CBP Releases Proposed Updates to Minimum Security Criteria for CTPAT

U.S. Customs and Border Protection currently released proposed modifications to the Minimum Security Criteria (MSC) for the Customs Trade Partnership Against Terrorism (CTPAT).  The updated MSC is the result of a working group which was formed in 2016 under the Customs Commercial Operations Advisory Committee (COAC).  CBP is gathering input on the proposed changes through the end of October and plans to implement the changes under a phased approach throughout fiscal year 2019.

CBP states that this is the first major revision of the MSC and its objective is “to ensure that [CTPAT] is reflective of CBP’s overall mission, the current supply chain environment and the threats that the global supply chain faces today”, such as the heightened risk of data breaches and cyber-attacks, the increase in volume and complexity of trade, and the targeting of global supply chains by terrorists and criminal organizations.

An overview of the updated MSC is provided in the following chart.

Focus Area MSC Category Description
Corporate Security Business partner requirements Select, screen, and monitor business partner compliance with MSC, including trade-based money laundering
Cybersecurity (new) Written cyber security policies and procedures, protection of IT systems
Risk assessment A comprehensive risk assessment based on a recognized methodology
Security vision and responsibility (new) Corporate security vision, integration of security awareness throughout the organization, and audit processes
Transportation Security Agricultural security (new) Requirements that protect the supply chain from contaminants and pests
Conveyance and IT security Inspections for both security and visible agricultural contamination, driver verification, and tracking of conveyances
Procedural security Processes relevant to transportation, handling and storage of cargo
Seal security High security seal policy, VVTT seal verification process, seal audits
People and Physical Security Personnel security Screening, pre-employment verification, and background checks
Physical access controls Requirements to prevent, detect, or deter unauthorized personnel from gaining access to facilities; expands on the use of security technology
Physical security Positive identification of all employees, visitors, and vendors at all points of entry
Security training, threat, and awareness Training for all employees as well as specialized training for employees in sensitive positions

 

The CBP has begun informing all affected organizations of the proposed changes through webinars and workbooks that outline the updates that each type of organization will need to implement.  CBP will finalize the MSC based on guidance from CTPAT members and COAC, and then post the new criteria to the CTPAT Minimum Security Criteria and Guidelines webpage.

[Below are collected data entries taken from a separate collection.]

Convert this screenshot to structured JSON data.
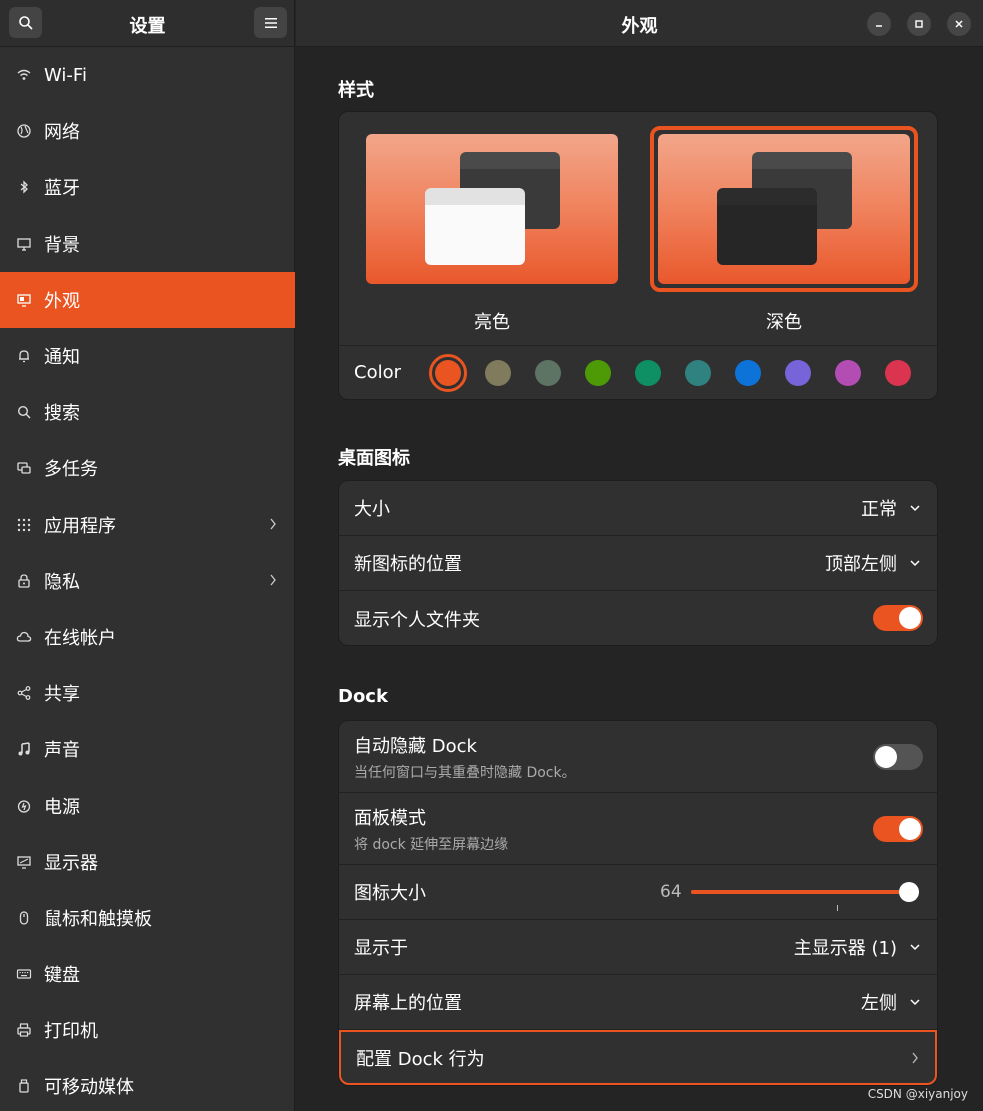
{
  "sidebar": {
    "title": "设置",
    "items": [
      {
        "label": "Wi-Fi",
        "icon": "wifi-icon",
        "chevron": false
      },
      {
        "label": "网络",
        "icon": "globe-icon",
        "chevron": false
      },
      {
        "label": "蓝牙",
        "icon": "bluetooth-icon",
        "chevron": false
      },
      {
        "label": "背景",
        "icon": "monitor-icon",
        "chevron": false
      },
      {
        "label": "外观",
        "icon": "appearance-icon",
        "chevron": false,
        "active": true
      },
      {
        "label": "通知",
        "icon": "bell-icon",
        "chevron": false
      },
      {
        "label": "搜索",
        "icon": "search-icon",
        "chevron": false
      },
      {
        "label": "多任务",
        "icon": "multitask-icon",
        "chevron": false
      },
      {
        "label": "应用程序",
        "icon": "apps-grid-icon",
        "chevron": true
      },
      {
        "label": "隐私",
        "icon": "lock-icon",
        "chevron": true
      },
      {
        "label": "在线帐户",
        "icon": "cloud-icon",
        "chevron": false
      },
      {
        "label": "共享",
        "icon": "share-icon",
        "chevron": false
      },
      {
        "label": "声音",
        "icon": "music-note-icon",
        "chevron": false
      },
      {
        "label": "电源",
        "icon": "power-icon",
        "chevron": false
      },
      {
        "label": "显示器",
        "icon": "display-icon",
        "chevron": false
      },
      {
        "label": "鼠标和触摸板",
        "icon": "mouse-icon",
        "chevron": false
      },
      {
        "label": "键盘",
        "icon": "keyboard-icon",
        "chevron": false
      },
      {
        "label": "打印机",
        "icon": "printer-icon",
        "chevron": false
      },
      {
        "label": "可移动媒体",
        "icon": "usb-drive-icon",
        "chevron": false
      }
    ]
  },
  "header": {
    "title": "外观"
  },
  "style": {
    "section_title": "样式",
    "light_label": "亮色",
    "dark_label": "深色",
    "selected": "dark",
    "color_label": "Color",
    "accent_colors": [
      "#e95420",
      "#7f7b5c",
      "#5d7464",
      "#4e9a06",
      "#0e8f64",
      "#308280",
      "#0d73d9",
      "#7764d8",
      "#b34cb3",
      "#da3450"
    ],
    "selected_color": "#e95420"
  },
  "desktop_icons": {
    "section_title": "桌面图标",
    "size_label": "大小",
    "size_value": "正常",
    "position_label": "新图标的位置",
    "position_value": "顶部左侧",
    "show_home_label": "显示个人文件夹",
    "show_home_on": true
  },
  "dock": {
    "section_title": "Dock",
    "autohide_label": "自动隐藏 Dock",
    "autohide_sub": "当任何窗口与其重叠时隐藏 Dock。",
    "autohide_on": false,
    "panel_label": "面板模式",
    "panel_sub": "将 dock 延伸至屏幕边缘",
    "panel_on": true,
    "icon_size_label": "图标大小",
    "icon_size_value": "64",
    "icon_size_fraction": 1.0,
    "show_on_label": "显示于",
    "show_on_value": "主显示器 (1)",
    "screen_pos_label": "屏幕上的位置",
    "screen_pos_value": "左侧",
    "configure_label": "配置 Dock 行为"
  },
  "watermark": "CSDN @xiyanjoy"
}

Changes to the MSC will be implemented in the following four phases.

Phase Focus Area
Phase 1 Cybersecurity, conveyance and IT security, seal security
Phase 2 Security training, threat, and awareness; business partner requirements; risk assessment
Phase 3 Security vision and responsibility, physical security, physical access controls
Phase 4 Agricultural security, personnel security, procedural security

 

CBP indicated that CTPAT members will not be expected to adhere to the new standards until early 2020.